Gelli, pur ottenendo continue dimostrazioni di stima da parte di personaggi influenti nel mondo repubblicano, decise di stringere nuove “amicizie” nel partito democratico, tanto da arrivare, nel gennaio 1977, alla cerimonia d’insediamento del nuovo presidente degli Stati Uniti, Jimmy Carter. Al maestro venerabile però non andava a genio l’impostazione della politica estera di Carter, considerandola troppo debole nei confronti dell’URSS e troppo pesante verso i paesi sudamericani. Cosi, quando alle elezioni del 1980 si scontrarono Carter e l’ex attore hollywoodiano Reagan, Gelli scrisse al fidato Gaurino: “se tu dovessi ritenere opportuno che in Italia esca qualcosa a favore del vostro candidato alla Presidenza, mandami il materiale e provvederò a far pubblicare su qualche nostro giornale le notizie che mi invierai” <75. La vittoria di Reagan fu una notizia ottima per Gelli e la P2, a cui si aggiunse la nomina a Segretario di Stato di Haig. Il 6 gennaio 1981 il pistoiese sedeva tra ambasciatori e altri funzionari americani alla cerimonia d’insediamento del nuovo presidente.
La presenza alle inaugurazioni presidenziali fu da sempre un vanto per Gelli. Già 8 anni prima, più precisamente il 13 ottobre 1973, il maestro venerabile fu presente alla cerimonia in onore del generale Juan Domingo Perón. I due furono, come dichiarato dal pistoiese, grandi amici, tanto che il generale argentino lo insignì con la massima onorificenza del paese: la “Gran Croce dell’Ordine del Libertador San Martín”. Si conobbero nel 1971, grazie a Giancarlo Elia Valori, tessera n° 283, che aveva indicato Perón come la guida perfetta per l’Argentina. Gelli era interessato ad estendere la propria rete di interessi nel Sud America e a conoscere un anticomunista coetaneo di Hitler e Mussolini. Il primo compito affidatogli fu la vendita dell’oro del generale per finanziare il rientro in patria dall’esilio in Spagna, dove ottenne asilo da Francisco Franco. Successivamente grazie anche alla figura di Valori, s’impegnò per far cancellare la scomunica lanciata da papa Pio XII e, infine, l’ultimo incarico, prima del ritorno in patria del generale, fu convincere l’ex presidente Arturo Frodinzi a scendere a patti con lui <76.

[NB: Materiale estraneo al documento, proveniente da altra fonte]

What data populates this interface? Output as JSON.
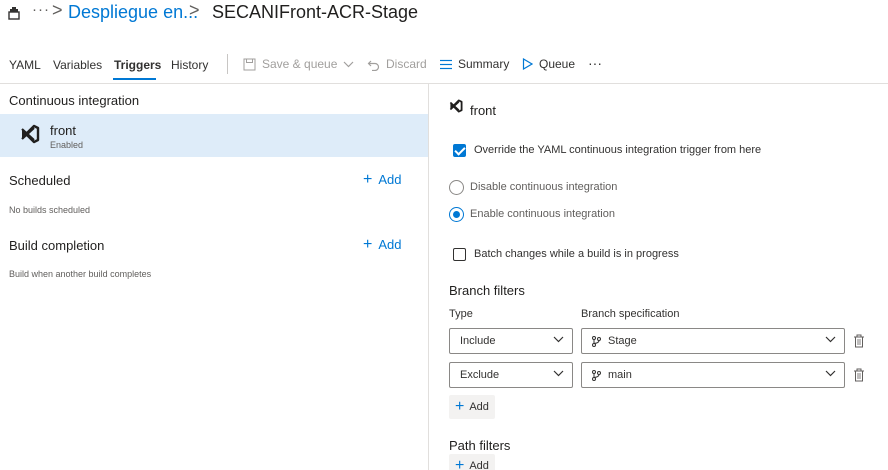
{
  "header": {
    "breadcrumb_more": "···",
    "project_link": "Despliegue en...",
    "chevron": ">",
    "pipeline_title": "SECANIFront-ACR-Stage"
  },
  "tabs": [
    {
      "label": "YAML"
    },
    {
      "label": "Variables"
    },
    {
      "label": "Triggers",
      "active": true
    },
    {
      "label": "History"
    }
  ],
  "toolbar": {
    "save_queue": "Save & queue",
    "discard": "Discard",
    "summary": "Summary",
    "queue": "Queue",
    "more": "···"
  },
  "left": {
    "ci_title": "Continuous integration",
    "ci_item": {
      "name": "front",
      "status": "Enabled"
    },
    "scheduled_title": "Scheduled",
    "scheduled_add": "Add",
    "scheduled_note": "No builds scheduled",
    "build_completion_title": "Build completion",
    "build_completion_add": "Add",
    "build_completion_note": "Build when another build completes"
  },
  "right": {
    "repo_name": "front",
    "override_label": "Override the YAML continuous integration trigger from here",
    "override_checked": true,
    "disable_ci_label": "Disable continuous integration",
    "enable_ci_label": "Enable continuous integration",
    "ci_selected": "enable",
    "batch_label": "Batch changes while a build is in progress",
    "batch_checked": false,
    "branch_filters_title": "Branch filters",
    "type_header": "Type",
    "branch_spec_header": "Branch specification",
    "filters": [
      {
        "type": "Include",
        "branch": "Stage"
      },
      {
        "type": "Exclude",
        "branch": "main"
      }
    ],
    "add_filter_label": "Add",
    "path_filters_title": "Path filters",
    "add_path_label": "Add"
  },
  "colors": {
    "accent": "#0078d4",
    "selected_row": "#deecf9",
    "text": "#323130"
  }
}
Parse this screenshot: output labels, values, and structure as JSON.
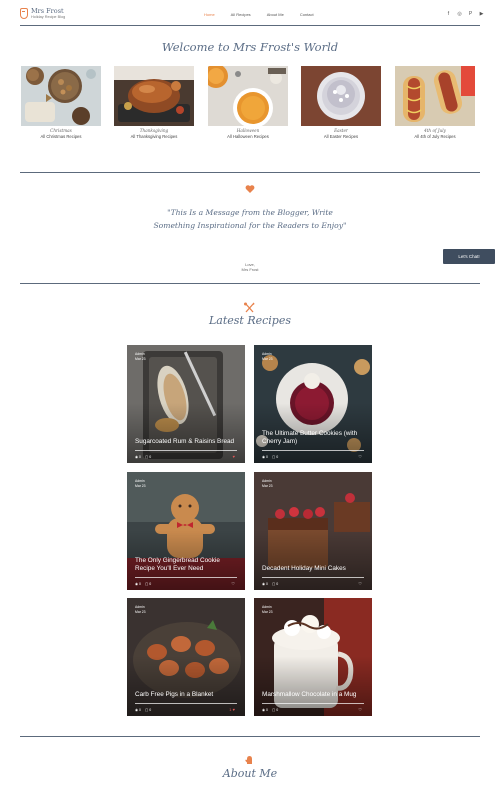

L’arrivo di Perón in patria dopo diciassette anni di esilio fu una passerella con cui Gelli dimostrò il suo potere. Nel 1973 tornò in Argentina accreditato dal Gran Maestro Salvini come “rappresentante del Gran Oriente d’Italia presso la Gran Loggia dell’Argentina”. Grazie a questa raccomandazione, entrò in contatto con Alcibiades Lappas, produttore di preziosi in argento e segretario della massoneria argentina. Il progetto di Gelli fu quello di creare una loggia coperta sul modello P2, composta da esponenti militari, industriali e uomini politici, che prese il nome di Pro-Patria (Propaganda patriottica) <77. Il primo a seguire Gelli fu José Lopez Rega, braccio destro di Perón. Successivamente si accodarono tra i tanti Alberto Vignes, ministro degli Esteri, Guglielmo De la Vega, ambasciatore presso l’Unesco, Federico Bartfeld, diplomatico e addetto commerciale all’ambasciata di Roma. Alla morte di Perón, salì al potere formalmente la moglie Isabelita ma, in realtà a guidare il paese fu l’ex braccio destro del generale e sostenitore numero uno della Pro-Patria Lopez Rega.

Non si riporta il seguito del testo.